Is The Slowdown In U.S. Manufacturing Stabilizing?

 | Oct 23, 2019 07:24AM ET

It’s been obvious for some time that the US manufacturing sector has been stumbling, which has been a factor in the general deceleration in US economic output this year. But October data hints at the possibility that manufacturing’s slide has ended.

Preliminary survey readings from three Federal Reserve banks suggest that manufacturing’s headwinds may be easing. It’s premature to read too much into this data, but suddenly the possibility looks a bit stronger for thinking that this sector’s weakness has run its course. If that turns out to be the case, a key risk factor may be set to fade for the US economy in the months ahead.

It wouldn’t be the first time that a weak manufacturing sector finds its footing and reverses a worrisome decline. Recall that in 2015, this slice of the economy was stumbling and contributing to a general weakness in the broad economic trend. But a revival took root in 2016, providing support for a reacceleration in economic growth generally.

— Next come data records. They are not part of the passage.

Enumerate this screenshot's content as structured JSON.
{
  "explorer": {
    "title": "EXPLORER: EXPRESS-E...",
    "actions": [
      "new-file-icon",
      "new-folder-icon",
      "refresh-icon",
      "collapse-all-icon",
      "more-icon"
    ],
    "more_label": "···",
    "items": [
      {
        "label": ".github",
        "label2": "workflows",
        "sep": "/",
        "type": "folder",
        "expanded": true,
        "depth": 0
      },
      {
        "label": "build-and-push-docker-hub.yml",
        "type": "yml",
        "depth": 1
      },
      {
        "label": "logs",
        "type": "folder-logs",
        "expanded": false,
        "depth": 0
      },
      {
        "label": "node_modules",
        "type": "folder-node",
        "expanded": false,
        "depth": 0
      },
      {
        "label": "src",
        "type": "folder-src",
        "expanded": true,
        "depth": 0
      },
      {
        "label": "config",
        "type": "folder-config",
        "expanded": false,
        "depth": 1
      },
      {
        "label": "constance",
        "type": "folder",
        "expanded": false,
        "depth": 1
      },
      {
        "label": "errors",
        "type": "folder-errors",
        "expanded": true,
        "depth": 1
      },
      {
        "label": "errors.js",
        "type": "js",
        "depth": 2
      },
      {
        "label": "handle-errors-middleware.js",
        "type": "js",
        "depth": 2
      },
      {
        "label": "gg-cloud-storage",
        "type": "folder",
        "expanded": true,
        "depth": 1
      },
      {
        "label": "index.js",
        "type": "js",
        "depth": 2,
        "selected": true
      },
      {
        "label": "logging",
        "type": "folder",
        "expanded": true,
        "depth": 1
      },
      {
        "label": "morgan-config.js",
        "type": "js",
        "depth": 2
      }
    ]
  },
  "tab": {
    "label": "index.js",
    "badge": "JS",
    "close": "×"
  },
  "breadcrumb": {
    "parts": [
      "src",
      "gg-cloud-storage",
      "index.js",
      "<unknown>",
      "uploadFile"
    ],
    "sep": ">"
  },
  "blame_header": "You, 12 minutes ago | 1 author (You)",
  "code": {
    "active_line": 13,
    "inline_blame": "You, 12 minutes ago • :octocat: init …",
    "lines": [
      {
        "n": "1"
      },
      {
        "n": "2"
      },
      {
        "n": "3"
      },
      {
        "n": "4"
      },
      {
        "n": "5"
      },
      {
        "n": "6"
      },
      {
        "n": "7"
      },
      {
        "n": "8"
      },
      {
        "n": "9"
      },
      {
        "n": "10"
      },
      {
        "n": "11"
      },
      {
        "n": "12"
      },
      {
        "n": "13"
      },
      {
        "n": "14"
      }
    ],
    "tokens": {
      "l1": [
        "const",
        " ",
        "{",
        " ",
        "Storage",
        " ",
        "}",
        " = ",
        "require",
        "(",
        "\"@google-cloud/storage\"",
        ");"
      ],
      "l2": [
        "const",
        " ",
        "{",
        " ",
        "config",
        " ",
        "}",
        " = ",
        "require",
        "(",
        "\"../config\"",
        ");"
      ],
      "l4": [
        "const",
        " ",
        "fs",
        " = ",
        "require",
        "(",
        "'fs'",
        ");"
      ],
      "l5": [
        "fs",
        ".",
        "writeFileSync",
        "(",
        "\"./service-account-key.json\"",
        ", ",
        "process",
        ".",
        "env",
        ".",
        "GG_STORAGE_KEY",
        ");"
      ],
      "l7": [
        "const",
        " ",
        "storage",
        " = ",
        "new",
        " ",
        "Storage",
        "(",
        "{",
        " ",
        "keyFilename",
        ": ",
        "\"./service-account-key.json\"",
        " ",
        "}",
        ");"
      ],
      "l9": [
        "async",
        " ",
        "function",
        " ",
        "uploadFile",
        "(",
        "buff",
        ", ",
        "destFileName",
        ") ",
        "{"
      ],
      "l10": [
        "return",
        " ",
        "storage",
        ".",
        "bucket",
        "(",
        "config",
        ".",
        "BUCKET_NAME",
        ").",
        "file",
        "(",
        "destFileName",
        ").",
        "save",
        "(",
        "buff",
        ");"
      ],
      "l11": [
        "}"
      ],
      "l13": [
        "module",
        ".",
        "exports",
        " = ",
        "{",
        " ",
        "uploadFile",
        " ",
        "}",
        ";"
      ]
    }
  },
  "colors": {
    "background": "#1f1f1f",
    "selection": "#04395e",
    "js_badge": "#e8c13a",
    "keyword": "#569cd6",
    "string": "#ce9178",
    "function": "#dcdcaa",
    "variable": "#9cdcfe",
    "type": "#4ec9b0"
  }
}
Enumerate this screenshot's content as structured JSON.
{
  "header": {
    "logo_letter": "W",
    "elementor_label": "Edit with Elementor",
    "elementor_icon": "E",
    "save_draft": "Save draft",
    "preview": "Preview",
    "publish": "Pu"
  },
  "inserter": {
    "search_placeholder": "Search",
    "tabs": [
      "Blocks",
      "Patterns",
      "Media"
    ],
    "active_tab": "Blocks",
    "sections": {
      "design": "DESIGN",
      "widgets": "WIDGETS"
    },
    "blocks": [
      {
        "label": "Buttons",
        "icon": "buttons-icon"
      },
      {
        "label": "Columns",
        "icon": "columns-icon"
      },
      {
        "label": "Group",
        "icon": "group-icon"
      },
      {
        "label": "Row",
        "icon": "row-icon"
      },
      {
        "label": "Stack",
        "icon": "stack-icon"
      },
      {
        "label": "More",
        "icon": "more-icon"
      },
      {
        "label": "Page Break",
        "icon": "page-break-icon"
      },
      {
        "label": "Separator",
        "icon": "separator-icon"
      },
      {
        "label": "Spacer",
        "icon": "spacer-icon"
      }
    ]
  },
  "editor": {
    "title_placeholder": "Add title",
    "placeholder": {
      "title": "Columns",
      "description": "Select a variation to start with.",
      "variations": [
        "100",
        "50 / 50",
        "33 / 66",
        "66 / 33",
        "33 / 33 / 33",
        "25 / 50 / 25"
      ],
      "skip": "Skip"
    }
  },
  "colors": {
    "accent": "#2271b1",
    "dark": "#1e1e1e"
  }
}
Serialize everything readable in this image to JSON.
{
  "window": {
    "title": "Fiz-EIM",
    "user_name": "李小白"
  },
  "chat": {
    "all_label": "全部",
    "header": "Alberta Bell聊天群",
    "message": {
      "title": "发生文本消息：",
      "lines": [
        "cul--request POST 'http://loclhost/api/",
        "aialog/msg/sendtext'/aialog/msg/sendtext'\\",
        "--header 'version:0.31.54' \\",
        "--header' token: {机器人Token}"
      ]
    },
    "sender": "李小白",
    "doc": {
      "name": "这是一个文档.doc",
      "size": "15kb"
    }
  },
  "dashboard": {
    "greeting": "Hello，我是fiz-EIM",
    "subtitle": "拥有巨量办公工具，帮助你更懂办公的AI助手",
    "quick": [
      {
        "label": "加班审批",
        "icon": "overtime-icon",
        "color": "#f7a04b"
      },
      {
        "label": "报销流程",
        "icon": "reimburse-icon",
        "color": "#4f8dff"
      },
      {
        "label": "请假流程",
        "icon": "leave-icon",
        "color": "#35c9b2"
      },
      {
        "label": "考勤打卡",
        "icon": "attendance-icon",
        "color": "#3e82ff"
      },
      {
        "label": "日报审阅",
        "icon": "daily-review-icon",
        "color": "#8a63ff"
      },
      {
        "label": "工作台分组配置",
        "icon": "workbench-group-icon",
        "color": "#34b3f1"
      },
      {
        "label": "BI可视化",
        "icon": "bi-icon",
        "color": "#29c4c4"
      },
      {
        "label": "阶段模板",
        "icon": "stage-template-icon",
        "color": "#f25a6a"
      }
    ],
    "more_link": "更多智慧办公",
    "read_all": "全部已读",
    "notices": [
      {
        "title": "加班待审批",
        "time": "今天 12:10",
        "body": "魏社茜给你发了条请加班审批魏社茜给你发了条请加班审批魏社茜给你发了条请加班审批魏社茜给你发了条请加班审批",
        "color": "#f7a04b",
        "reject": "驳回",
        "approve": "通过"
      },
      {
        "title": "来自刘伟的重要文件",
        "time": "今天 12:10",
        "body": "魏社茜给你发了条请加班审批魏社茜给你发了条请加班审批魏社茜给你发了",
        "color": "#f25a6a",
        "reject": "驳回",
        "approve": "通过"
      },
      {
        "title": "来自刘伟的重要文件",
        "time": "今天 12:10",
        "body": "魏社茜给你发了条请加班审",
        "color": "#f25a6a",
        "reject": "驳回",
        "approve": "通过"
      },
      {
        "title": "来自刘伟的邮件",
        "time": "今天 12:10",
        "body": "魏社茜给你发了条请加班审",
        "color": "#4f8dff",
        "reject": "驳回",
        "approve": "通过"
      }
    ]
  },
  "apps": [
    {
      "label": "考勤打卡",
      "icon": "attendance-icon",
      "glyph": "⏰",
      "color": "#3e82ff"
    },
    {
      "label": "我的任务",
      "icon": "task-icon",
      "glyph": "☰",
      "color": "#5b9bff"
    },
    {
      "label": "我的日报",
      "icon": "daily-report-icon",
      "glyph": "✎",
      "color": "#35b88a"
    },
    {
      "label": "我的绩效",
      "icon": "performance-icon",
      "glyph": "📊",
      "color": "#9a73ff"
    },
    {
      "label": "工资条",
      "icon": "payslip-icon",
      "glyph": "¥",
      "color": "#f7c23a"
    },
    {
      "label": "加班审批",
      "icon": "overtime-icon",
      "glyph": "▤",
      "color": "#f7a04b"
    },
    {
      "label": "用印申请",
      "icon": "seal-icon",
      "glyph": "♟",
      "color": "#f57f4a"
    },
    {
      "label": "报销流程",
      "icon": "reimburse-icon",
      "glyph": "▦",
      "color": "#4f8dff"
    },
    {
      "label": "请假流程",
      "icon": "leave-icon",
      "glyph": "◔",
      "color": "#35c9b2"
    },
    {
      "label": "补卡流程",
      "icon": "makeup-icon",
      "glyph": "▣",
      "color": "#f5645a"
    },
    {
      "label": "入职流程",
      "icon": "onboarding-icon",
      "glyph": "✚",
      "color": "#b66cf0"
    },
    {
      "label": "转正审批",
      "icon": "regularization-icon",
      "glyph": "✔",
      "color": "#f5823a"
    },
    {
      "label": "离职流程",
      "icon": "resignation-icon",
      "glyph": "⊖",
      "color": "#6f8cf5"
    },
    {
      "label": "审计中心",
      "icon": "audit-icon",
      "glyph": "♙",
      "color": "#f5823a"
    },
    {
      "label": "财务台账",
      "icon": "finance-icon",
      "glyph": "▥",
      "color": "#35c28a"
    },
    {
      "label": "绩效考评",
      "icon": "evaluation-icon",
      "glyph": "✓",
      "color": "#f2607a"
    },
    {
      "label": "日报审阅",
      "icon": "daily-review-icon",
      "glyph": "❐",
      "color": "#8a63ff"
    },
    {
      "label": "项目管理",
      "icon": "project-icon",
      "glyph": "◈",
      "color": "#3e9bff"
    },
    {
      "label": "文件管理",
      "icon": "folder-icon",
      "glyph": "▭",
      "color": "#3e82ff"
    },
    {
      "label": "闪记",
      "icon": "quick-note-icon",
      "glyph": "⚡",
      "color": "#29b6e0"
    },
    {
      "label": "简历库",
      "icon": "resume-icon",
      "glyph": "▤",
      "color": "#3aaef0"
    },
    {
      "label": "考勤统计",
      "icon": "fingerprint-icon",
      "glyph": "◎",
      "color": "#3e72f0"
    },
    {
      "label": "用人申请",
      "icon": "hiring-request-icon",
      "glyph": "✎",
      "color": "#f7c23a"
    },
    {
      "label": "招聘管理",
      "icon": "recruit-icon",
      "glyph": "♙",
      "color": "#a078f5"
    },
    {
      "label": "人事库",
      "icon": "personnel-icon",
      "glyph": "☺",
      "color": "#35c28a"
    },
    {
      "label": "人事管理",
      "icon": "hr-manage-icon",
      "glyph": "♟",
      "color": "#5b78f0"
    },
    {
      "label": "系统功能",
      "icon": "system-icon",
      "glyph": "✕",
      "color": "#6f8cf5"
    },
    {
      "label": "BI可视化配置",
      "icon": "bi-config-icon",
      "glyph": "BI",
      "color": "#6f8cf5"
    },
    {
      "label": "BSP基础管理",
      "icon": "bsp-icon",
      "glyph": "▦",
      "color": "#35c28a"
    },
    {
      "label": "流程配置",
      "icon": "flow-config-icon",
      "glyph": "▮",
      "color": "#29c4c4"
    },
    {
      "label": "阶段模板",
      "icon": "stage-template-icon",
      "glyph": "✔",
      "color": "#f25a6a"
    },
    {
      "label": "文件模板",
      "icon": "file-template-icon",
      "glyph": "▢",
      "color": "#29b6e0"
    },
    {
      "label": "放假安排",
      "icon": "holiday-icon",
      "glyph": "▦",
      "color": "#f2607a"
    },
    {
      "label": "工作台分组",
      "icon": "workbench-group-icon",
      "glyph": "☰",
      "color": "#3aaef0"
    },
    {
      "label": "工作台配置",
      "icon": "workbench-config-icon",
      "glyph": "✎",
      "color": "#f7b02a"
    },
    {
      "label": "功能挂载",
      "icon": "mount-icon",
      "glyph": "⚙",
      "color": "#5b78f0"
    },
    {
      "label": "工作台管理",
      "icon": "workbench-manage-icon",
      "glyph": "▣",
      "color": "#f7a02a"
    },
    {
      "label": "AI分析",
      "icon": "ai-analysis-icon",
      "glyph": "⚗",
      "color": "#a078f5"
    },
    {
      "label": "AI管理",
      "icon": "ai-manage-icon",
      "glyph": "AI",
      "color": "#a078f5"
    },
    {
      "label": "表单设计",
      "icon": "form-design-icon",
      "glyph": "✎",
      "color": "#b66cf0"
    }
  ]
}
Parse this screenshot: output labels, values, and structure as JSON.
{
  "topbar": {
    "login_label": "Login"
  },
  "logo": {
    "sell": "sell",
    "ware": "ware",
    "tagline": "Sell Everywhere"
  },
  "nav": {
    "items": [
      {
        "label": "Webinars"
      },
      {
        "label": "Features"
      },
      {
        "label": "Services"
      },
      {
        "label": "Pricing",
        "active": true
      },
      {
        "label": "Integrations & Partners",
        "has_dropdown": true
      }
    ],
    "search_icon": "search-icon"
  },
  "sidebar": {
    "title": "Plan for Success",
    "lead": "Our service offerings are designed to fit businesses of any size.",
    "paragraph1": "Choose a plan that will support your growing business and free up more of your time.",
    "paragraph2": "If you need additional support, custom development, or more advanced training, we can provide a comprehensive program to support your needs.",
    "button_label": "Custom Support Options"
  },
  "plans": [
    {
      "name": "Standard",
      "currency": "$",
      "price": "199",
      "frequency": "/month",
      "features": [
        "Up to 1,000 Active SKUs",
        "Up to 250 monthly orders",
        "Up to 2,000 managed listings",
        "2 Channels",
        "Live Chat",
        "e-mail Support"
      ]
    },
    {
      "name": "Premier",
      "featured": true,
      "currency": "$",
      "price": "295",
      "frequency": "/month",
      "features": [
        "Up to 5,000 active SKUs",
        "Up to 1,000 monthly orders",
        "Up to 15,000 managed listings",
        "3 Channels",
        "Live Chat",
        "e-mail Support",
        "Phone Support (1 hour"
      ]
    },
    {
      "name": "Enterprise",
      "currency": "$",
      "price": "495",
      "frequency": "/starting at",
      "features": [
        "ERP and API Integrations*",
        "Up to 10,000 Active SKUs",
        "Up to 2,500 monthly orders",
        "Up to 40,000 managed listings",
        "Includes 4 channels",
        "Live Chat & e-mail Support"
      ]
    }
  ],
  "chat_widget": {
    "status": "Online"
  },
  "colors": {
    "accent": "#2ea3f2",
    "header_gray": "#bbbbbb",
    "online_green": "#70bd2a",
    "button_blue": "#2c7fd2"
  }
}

For much of 2019 it’s been obvious that manufacturing has once again found itself on the back foot. But in the wake of October survey data published in recent days it’s reasonable to ask if a repeat performance of the 2016 rebound scenario is in progress.

The source for this tentative optimism: a trio of Federal Reserve banks, including yesterday’s upbeat report from the Richmond Fed, which reports that “Fifth District manufacturing activity strengthened in October.” Growth also prevails in this month’s releases from the New York and Philly counterparts.